Econ Insights: Measuring the lock down
Updated: May 2
In this series, we look at interesting data sets to uncover hidden insights.
As we adjust to the realities of lock down it is only natural to look for indicators that might give us an indication of how the economy is faring and what might be in store. But here in lies a challenge, the vast majority of economic indicators run with a lag, with the exception of some truly terrifying jobless numbers coming out of the US there has been little thus far to analyse which gives a sense of the how the real economy (not the stock market!) is adjusting.
What then can we look at - one option is traffic data. As people self-isolate, work from home and many businesses shut we would clearly expect to see significant falls in the number of people on the road. It also has the added benefit of being readily available for many cities with open data policies.
Apart from the fact that I live here, I choose to analyse traffic in Hong Kong because unlike many countries it has managed to control the spread of the virus without the need for a mandatory lock down (so far...). This is in large part down to the fact that the population began to self-isolate from early in the crisis driven by the experience of SARS in the early 2000s.
The code use for this project can be found here. The analysis uses data on average traffic speed in the cross-harbour tunnel linking Hong Kong Island and Kowloon which is often highly congested and on coronavirus cases from John Hopkins.
The chart shows how a rolling 7-day average of traffic speeds at rush hour (9 a.m.) has changed over the past 3 months. In early January speeds averaged around 64 km/h. As awareness of the virus spread people began to self-isolate and many businesses encouraged staff to work from home. Traffic speeds rapidly increased over the next 3 weeks to almost 74 km/h. However, as the situation in China began to be brought under control and the city avoided a significant spike in cases many people began to relax and return to work, as more vehicles crowded onto the roads, traffic speeds fell.
By March 9th the situation in Italy had worsened considerably, in the days following the Italian lock down it became clearer that the situation in Europe and the US was on a dangerously exponential trajectory. On March 19th the government imposed mandatory quarantine requirements for all new arrivals. As the threat increased traffic speeds began to rise again significantly. (Note: an interactive version of the chart is available here)
Let us now see how well this corresponds to the number of coronavirus cases. The chart below shows the rolling 7-day average traffic speed alongside the global number of confirmed cases using a log scale so that we can see the rate of change rather than the now familiar exponential curve.
The chart can be split into three parts. The first runs up to mid-February in which both the rate of infection and traffic speeds are increasing rapidly. This is followed by a period in which the infection rate flattens out and traffic speeds fall. Finally from mid-March the rate of infection picks up again as does the speed of traffic.
Interactive version here.
Can we use this relationship to build a model?
Let's start by running a simple linear regression between traffic speed and the log of coronavirus cases.
As could be expected this does a poor job of predicting the relationship (r2 = 0.15) as the curve is not linear. If we filter the data to only look at the three different periods then the simple model explains 91.8% of the variation in period 1, 48% in period 2 and 83% in period 3. The fact that there are linear relationships between traffic and the rate of infection suggests that the we need to look for a polynomial linear model.
When using polynomial models we have to be careful in choosing the degree (degree = 2 is equivalent to a quadratic, degree = 3 is a cubic function and so on). Choosing a degree that is too low will result in under fitting the data, likewise if we choose a degree that is too high we will introduce bias and the model will not be useful for making predictions.

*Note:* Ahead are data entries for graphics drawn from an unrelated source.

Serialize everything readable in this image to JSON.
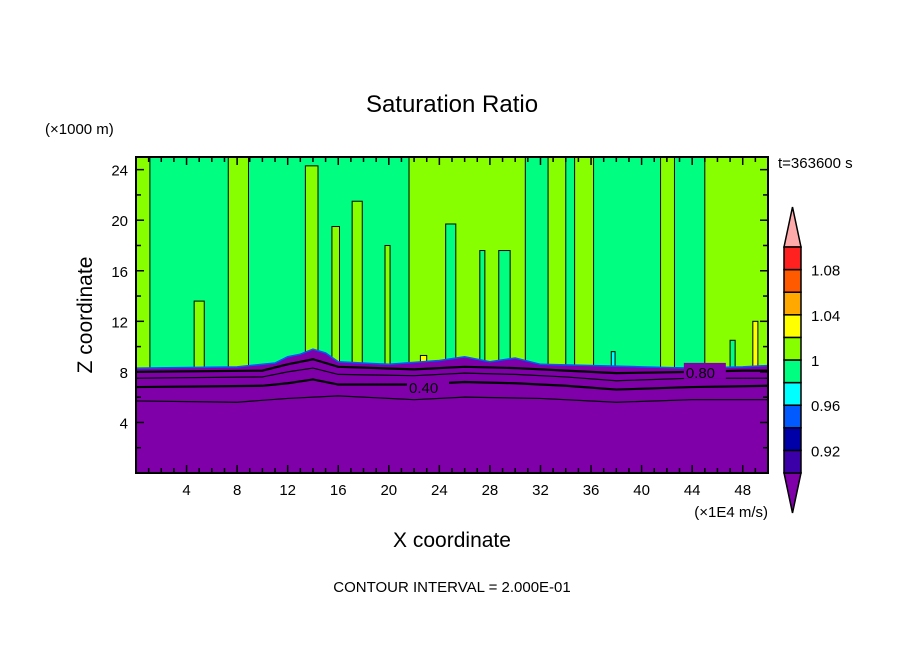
{
  "chart_data": {
    "type": "heatmap",
    "title": "Saturation Ratio",
    "xlabel": "X coordinate",
    "ylabel": "Z coordinate",
    "x_units": "(×1E4 m/s)",
    "y_units": "(×1000 m)",
    "time_label": "t=363600 s",
    "footer": "CONTOUR INTERVAL = 2.000E-01",
    "xlim": [
      0,
      50
    ],
    "ylim": [
      0,
      25
    ],
    "xticks": [
      4,
      8,
      12,
      16,
      20,
      24,
      28,
      32,
      36,
      40,
      44,
      48
    ],
    "yticks": [
      4,
      8,
      12,
      16,
      20,
      24
    ],
    "colorbar": {
      "levels": [
        0.9,
        0.92,
        0.94,
        0.96,
        0.98,
        1.0,
        1.02,
        1.04,
        1.06,
        1.08,
        1.1
      ],
      "colors": [
        "#3c00a8",
        "#0000a8",
        "#005aff",
        "#00ffff",
        "#00ff80",
        "#88ff00",
        "#ffff00",
        "#ffa800",
        "#ff5a00",
        "#ff2020"
      ],
      "under_color": "#7f00a8",
      "over_color": "#ffaaaa",
      "tick_labels": [
        {
          "value": 0.92,
          "label": "0.92"
        },
        {
          "value": 0.96,
          "label": "0.96"
        },
        {
          "value": 1.0,
          "label": "1"
        },
        {
          "value": 1.04,
          "label": "1.04"
        },
        {
          "value": 1.08,
          "label": "1.08"
        }
      ]
    },
    "background_value": 0.99,
    "regions": [
      {
        "x0": 0,
        "x1": 1.1,
        "ztop": 25,
        "value": 1.01
      },
      {
        "x0": 4.6,
        "x1": 5.4,
        "ztop": 13.6,
        "value": 1.01
      },
      {
        "x0": 7.3,
        "x1": 8.9,
        "ztop": 25,
        "value": 1.01
      },
      {
        "x0": 13.4,
        "x1": 14.4,
        "ztop": 24.3,
        "value": 1.01
      },
      {
        "x0": 15.5,
        "x1": 16.1,
        "ztop": 19.5,
        "value": 1.01
      },
      {
        "x0": 17.1,
        "x1": 17.9,
        "ztop": 21.5,
        "value": 1.01
      },
      {
        "x0": 19.7,
        "x1": 20.1,
        "ztop": 18.0,
        "value": 1.01
      },
      {
        "x0": 21.6,
        "x1": 30.8,
        "ztop": 25,
        "value": 1.01
      },
      {
        "x0": 24.5,
        "x1": 25.3,
        "ztop": 19.7,
        "value": 0.99
      },
      {
        "x0": 27.2,
        "x1": 27.6,
        "ztop": 17.6,
        "value": 0.99
      },
      {
        "x0": 28.7,
        "x1": 29.6,
        "ztop": 17.6,
        "value": 0.99
      },
      {
        "x0": 32.6,
        "x1": 34.0,
        "ztop": 25,
        "value": 1.01
      },
      {
        "x0": 34.7,
        "x1": 36.2,
        "ztop": 25,
        "value": 1.01
      },
      {
        "x0": 41.5,
        "x1": 42.6,
        "ztop": 25,
        "value": 1.01
      },
      {
        "x0": 45.0,
        "x1": 50,
        "ztop": 25,
        "value": 1.01
      },
      {
        "x0": 47.0,
        "x1": 47.4,
        "ztop": 10.5,
        "value": 0.99
      },
      {
        "x0": 48.8,
        "x1": 49.2,
        "ztop": 12.0,
        "value": 1.03
      },
      {
        "x0": 22.5,
        "x1": 23.0,
        "ztop": 9.3,
        "value": 1.03
      },
      {
        "x0": 37.6,
        "x1": 37.9,
        "ztop": 9.6,
        "value": 0.97
      }
    ],
    "surface_layer": {
      "value": 0.85,
      "top": [
        [
          0,
          8.3
        ],
        [
          8,
          8.4
        ],
        [
          11,
          8.7
        ],
        [
          12,
          9.2
        ],
        [
          13,
          9.4
        ],
        [
          14,
          9.8
        ],
        [
          15,
          9.5
        ],
        [
          16,
          8.8
        ],
        [
          20,
          8.6
        ],
        [
          24,
          8.9
        ],
        [
          26,
          9.2
        ],
        [
          28,
          8.8
        ],
        [
          30,
          9.1
        ],
        [
          32,
          8.6
        ],
        [
          36,
          8.5
        ],
        [
          40,
          8.4
        ],
        [
          44,
          8.3
        ],
        [
          48,
          8.4
        ],
        [
          50,
          8.5
        ]
      ]
    },
    "contours": [
      {
        "level": 0.8,
        "points": [
          [
            0,
            8.0
          ],
          [
            10,
            8.1
          ],
          [
            12,
            8.6
          ],
          [
            14,
            9.0
          ],
          [
            16,
            8.4
          ],
          [
            22,
            8.2
          ],
          [
            26,
            8.4
          ],
          [
            30,
            8.3
          ],
          [
            34,
            8.1
          ],
          [
            38,
            7.9
          ],
          [
            44,
            8.0
          ],
          [
            48,
            8.1
          ],
          [
            50,
            8.1
          ]
        ]
      },
      {
        "level": 0.6,
        "points": [
          [
            0,
            7.5
          ],
          [
            10,
            7.6
          ],
          [
            12,
            8.0
          ],
          [
            14,
            8.3
          ],
          [
            16,
            7.8
          ],
          [
            22,
            7.7
          ],
          [
            26,
            7.9
          ],
          [
            30,
            7.8
          ],
          [
            34,
            7.6
          ],
          [
            38,
            7.3
          ],
          [
            44,
            7.5
          ],
          [
            50,
            7.5
          ]
        ]
      },
      {
        "level": 0.4,
        "points": [
          [
            0,
            6.8
          ],
          [
            10,
            6.9
          ],
          [
            12,
            7.1
          ],
          [
            14,
            7.4
          ],
          [
            16,
            7.0
          ],
          [
            22,
            7.0
          ],
          [
            26,
            7.2
          ],
          [
            30,
            7.1
          ],
          [
            34,
            6.9
          ],
          [
            38,
            6.6
          ],
          [
            44,
            6.8
          ],
          [
            50,
            6.9
          ]
        ]
      },
      {
        "level": 0.2,
        "points": [
          [
            0,
            5.7
          ],
          [
            8,
            5.6
          ],
          [
            12,
            5.9
          ],
          [
            16,
            6.1
          ],
          [
            22,
            5.8
          ],
          [
            26,
            6.0
          ],
          [
            32,
            5.9
          ],
          [
            38,
            5.6
          ],
          [
            44,
            5.8
          ],
          [
            50,
            5.8
          ]
        ]
      }
    ],
    "contour_labels": [
      {
        "x": 21.6,
        "z": 6.8,
        "label": "0.40"
      },
      {
        "x": 43.5,
        "z": 8.0,
        "label": "0.80"
      }
    ]
  }
}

In this case the fit is probably nest at around 4 degrees of freedom.
However, all of this highlights an important point - just because you can construct a model (at degree = 7, the model explains 69% of the variation) it does not mean it has any predictive power. This relationship between traffic speeds and rate of infection is false one. There are linear relationships in the data but they are not continuous. When an external shock occurs such as news of a new virus people will respond. As the perceived threat wanes people return to normal. If the threat returns then a new response is required.

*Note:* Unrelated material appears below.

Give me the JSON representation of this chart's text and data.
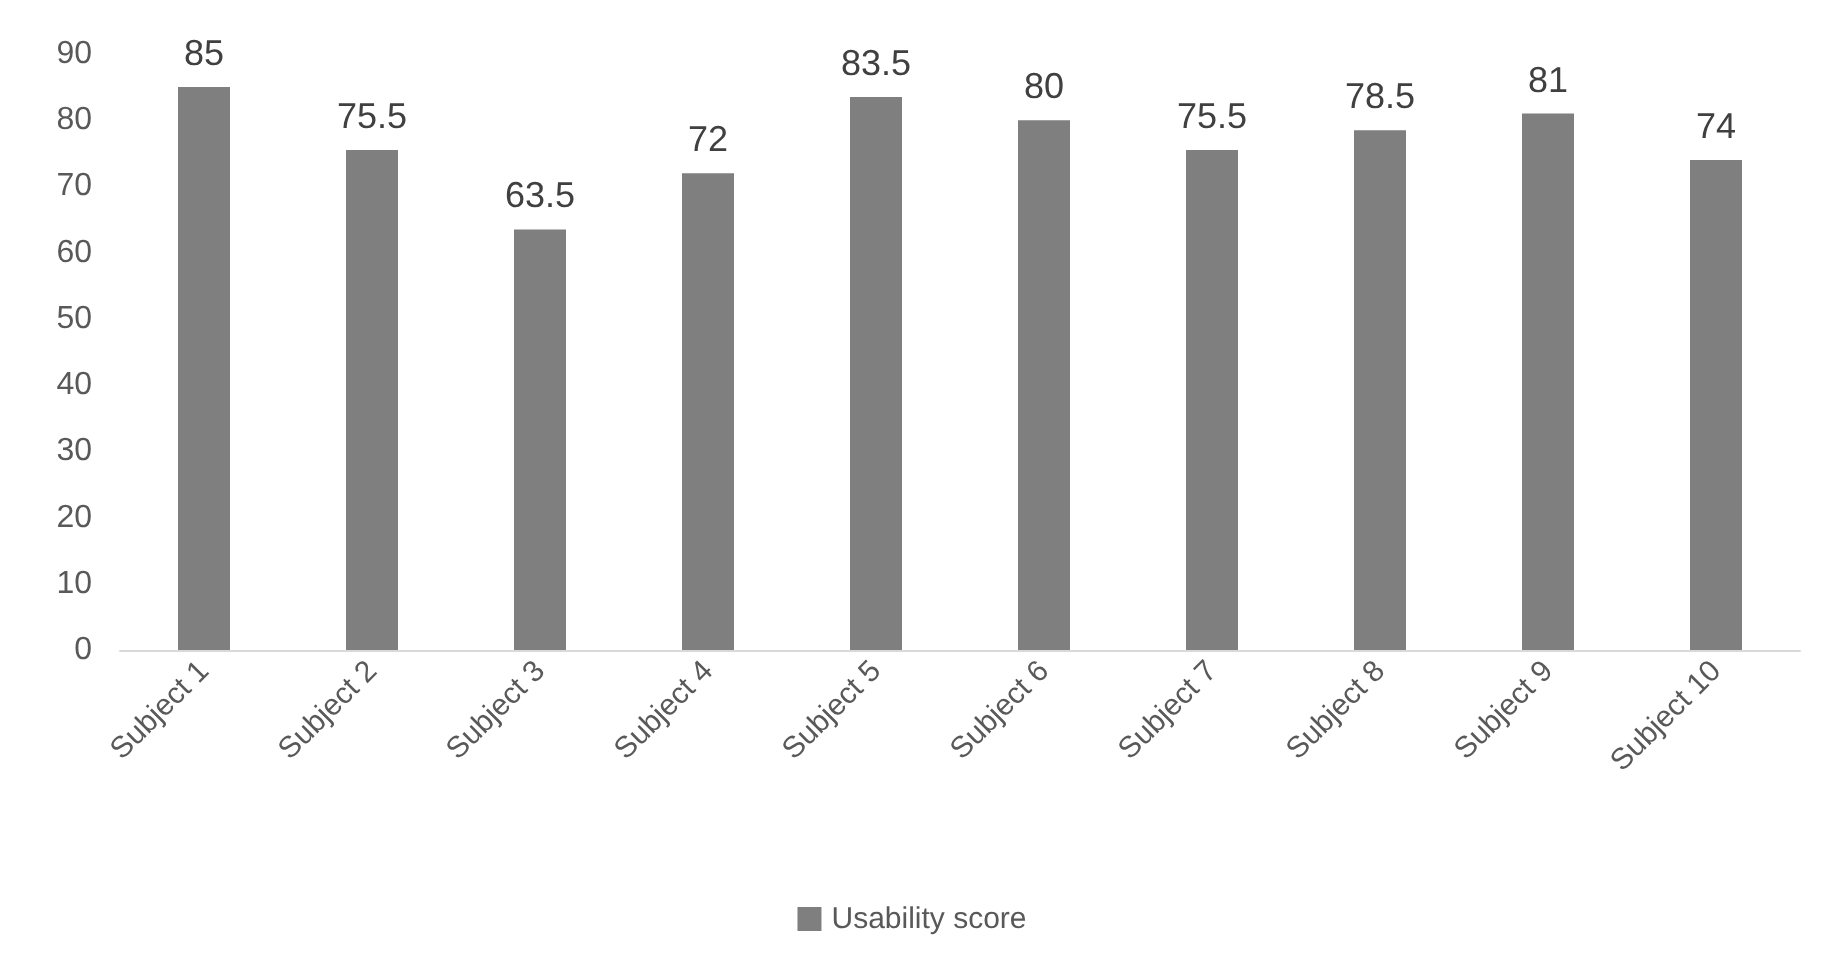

There are ways that the model could be improved conceptually but these all run into problems when applying them to the data as they all require so much treatment of the data that the results become extremely difficult to interpret. Ultimately, the challenge lies with the quality of the input data, the figures relating to numbers of cases do not capture human sentiment and the extent to which their fears, sense of responsibility, government messaging drive their actions.